The first thing that comes to mind is the thousands of students who enroll there, many of whom are local and ideally will stay in the area upon graduation. Not to mention the blow to local economies.
I'm not sure the world will miss MVSU playing basketball, but the region and State would absolutely miss the teachers, accountants, social workers, law enforcement officers, construction managers, artists and on and on who graduate from there.
I get it would not be great for the local economies. But All of those schools are within 2 hours if not closer from a better situated university. And there are of course community colleges even closer.
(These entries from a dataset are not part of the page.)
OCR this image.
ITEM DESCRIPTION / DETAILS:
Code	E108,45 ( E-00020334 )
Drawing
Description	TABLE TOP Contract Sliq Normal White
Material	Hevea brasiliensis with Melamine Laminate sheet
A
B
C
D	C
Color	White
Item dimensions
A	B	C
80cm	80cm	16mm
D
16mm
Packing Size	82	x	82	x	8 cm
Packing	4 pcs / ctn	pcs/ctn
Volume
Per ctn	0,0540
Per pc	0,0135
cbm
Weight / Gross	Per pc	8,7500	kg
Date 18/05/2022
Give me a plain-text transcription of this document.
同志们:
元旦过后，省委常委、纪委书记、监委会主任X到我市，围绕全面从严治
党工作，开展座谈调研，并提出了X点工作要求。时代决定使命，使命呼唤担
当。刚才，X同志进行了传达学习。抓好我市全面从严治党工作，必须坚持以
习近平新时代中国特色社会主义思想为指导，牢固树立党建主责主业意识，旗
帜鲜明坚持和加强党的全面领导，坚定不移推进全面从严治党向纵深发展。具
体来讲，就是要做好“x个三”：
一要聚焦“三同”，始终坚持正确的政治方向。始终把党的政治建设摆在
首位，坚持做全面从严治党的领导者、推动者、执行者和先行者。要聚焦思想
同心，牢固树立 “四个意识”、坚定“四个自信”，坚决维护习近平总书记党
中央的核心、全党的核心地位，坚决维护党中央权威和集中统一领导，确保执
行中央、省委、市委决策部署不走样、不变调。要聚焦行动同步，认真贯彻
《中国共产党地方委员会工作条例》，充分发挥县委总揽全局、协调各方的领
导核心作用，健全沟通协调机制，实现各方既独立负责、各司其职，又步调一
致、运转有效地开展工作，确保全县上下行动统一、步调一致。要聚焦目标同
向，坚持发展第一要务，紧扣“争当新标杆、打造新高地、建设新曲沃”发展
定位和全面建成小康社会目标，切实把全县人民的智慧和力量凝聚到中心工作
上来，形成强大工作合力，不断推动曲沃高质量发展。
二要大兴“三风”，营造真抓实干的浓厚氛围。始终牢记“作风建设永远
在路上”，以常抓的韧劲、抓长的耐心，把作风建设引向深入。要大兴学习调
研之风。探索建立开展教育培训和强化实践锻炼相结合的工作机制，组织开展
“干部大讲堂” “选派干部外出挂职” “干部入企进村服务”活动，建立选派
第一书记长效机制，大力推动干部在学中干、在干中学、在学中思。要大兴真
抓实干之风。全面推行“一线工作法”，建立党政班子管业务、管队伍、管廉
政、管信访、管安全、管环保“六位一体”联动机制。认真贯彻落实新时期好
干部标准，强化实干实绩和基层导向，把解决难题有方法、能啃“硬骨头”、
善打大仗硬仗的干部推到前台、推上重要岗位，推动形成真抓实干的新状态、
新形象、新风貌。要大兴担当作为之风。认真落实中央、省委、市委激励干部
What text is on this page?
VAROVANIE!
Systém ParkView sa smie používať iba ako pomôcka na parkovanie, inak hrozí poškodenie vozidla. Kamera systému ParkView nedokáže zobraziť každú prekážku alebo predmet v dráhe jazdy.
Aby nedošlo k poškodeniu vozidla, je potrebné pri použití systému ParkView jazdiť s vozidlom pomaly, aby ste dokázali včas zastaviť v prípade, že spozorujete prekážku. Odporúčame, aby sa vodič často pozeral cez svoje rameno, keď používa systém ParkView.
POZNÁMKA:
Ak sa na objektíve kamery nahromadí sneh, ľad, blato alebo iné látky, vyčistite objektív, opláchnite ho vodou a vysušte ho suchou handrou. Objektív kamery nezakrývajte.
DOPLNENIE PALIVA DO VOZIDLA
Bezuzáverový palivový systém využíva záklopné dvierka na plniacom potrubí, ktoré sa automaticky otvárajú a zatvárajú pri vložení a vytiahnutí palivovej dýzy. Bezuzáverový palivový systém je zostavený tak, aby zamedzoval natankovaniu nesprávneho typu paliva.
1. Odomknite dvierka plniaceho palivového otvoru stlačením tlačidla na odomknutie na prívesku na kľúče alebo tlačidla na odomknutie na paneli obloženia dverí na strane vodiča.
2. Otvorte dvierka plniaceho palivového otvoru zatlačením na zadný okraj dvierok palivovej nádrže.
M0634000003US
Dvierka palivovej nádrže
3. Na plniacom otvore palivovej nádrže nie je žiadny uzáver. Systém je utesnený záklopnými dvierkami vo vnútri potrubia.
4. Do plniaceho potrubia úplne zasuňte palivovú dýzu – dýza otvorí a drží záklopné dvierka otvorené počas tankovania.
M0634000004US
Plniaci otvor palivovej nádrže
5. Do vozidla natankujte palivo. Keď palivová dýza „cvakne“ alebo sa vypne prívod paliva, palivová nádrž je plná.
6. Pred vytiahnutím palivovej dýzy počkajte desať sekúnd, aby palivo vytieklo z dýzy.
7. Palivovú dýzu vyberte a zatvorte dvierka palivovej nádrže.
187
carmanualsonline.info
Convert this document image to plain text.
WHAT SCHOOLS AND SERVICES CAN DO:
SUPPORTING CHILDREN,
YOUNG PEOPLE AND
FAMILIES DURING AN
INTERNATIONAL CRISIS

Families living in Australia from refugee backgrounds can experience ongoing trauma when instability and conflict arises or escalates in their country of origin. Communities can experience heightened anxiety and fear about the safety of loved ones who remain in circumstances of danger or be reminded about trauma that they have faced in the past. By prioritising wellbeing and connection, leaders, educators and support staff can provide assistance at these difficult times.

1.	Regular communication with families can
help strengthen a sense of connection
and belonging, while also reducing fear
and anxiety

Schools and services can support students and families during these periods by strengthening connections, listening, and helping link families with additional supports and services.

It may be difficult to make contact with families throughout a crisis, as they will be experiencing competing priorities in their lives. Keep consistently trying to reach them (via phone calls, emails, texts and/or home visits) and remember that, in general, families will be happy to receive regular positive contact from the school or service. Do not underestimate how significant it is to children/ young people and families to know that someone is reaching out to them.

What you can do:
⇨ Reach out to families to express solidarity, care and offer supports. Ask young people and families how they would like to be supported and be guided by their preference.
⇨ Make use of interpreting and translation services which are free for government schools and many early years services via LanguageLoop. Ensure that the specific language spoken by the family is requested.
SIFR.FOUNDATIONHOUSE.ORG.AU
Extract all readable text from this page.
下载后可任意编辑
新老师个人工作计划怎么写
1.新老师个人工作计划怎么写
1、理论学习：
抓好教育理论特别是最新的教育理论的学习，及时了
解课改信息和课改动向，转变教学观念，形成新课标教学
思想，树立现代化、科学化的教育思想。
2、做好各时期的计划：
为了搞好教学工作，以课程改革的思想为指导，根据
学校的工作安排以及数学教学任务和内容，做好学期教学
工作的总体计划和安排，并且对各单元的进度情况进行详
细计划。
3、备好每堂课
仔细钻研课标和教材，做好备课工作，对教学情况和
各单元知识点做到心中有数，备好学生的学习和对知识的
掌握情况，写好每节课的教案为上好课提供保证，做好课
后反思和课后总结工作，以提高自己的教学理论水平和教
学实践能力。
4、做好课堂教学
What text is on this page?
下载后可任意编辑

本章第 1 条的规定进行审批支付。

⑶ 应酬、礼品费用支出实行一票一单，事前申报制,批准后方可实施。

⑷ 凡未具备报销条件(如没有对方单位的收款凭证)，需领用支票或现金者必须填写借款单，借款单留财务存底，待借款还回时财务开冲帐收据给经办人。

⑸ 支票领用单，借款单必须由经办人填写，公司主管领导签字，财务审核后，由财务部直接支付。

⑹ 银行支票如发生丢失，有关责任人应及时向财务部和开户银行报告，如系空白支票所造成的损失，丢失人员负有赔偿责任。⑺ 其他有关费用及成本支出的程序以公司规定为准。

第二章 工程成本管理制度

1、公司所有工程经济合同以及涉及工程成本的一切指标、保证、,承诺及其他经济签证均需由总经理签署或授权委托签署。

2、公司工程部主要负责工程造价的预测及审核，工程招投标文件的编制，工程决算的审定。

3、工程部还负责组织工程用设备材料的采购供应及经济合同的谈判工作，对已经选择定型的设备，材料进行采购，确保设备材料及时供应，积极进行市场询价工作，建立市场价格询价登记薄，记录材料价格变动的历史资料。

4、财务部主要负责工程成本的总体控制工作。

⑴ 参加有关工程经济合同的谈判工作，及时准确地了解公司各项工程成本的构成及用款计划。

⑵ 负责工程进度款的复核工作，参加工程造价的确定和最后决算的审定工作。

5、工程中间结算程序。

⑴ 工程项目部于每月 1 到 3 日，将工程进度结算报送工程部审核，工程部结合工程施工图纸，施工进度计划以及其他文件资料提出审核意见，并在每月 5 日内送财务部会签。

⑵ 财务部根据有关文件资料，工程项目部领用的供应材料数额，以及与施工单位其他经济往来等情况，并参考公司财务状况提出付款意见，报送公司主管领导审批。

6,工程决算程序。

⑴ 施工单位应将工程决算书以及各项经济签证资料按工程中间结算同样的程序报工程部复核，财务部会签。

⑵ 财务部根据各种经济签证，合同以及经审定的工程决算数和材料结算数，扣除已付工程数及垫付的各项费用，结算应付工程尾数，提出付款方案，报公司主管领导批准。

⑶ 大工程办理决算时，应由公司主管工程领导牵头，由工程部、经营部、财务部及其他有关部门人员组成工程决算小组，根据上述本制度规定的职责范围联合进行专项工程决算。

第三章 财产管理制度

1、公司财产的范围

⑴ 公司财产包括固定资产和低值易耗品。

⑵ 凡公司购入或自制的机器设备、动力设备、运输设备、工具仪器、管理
I'm sure there are some students that the difference between having a 4 year university in their back yard versus having to commute or move for their last two years of school would be the difference between them getting a four year degree or not, but those areas aren't that populated to begin with. Just by math it can't be that many students that would actually not get a degree if they weren't there, so there wouldn't be many teachers, accountants, social workers, LEO, etc.
I would assume that DSU, Alcorn, and MVSU do have a greater percentage of their graduates stay in the area, but my guess that would be more a reflection of them getting students that choose the school largely because they are uncomfortable going far, not so much that they are actually increasing the number of students that would stay in state by attracting them to one of those schools instead of MSU, UM, USM, or JSU.
At the very least, we don't need MVSU and DSU. We'd probably be better off letting MDCC take over Valley's campus and try to transition students that would have gone to Valley to JSU if the HBCU aspect is what attracts them or DSU if they just like the proximity.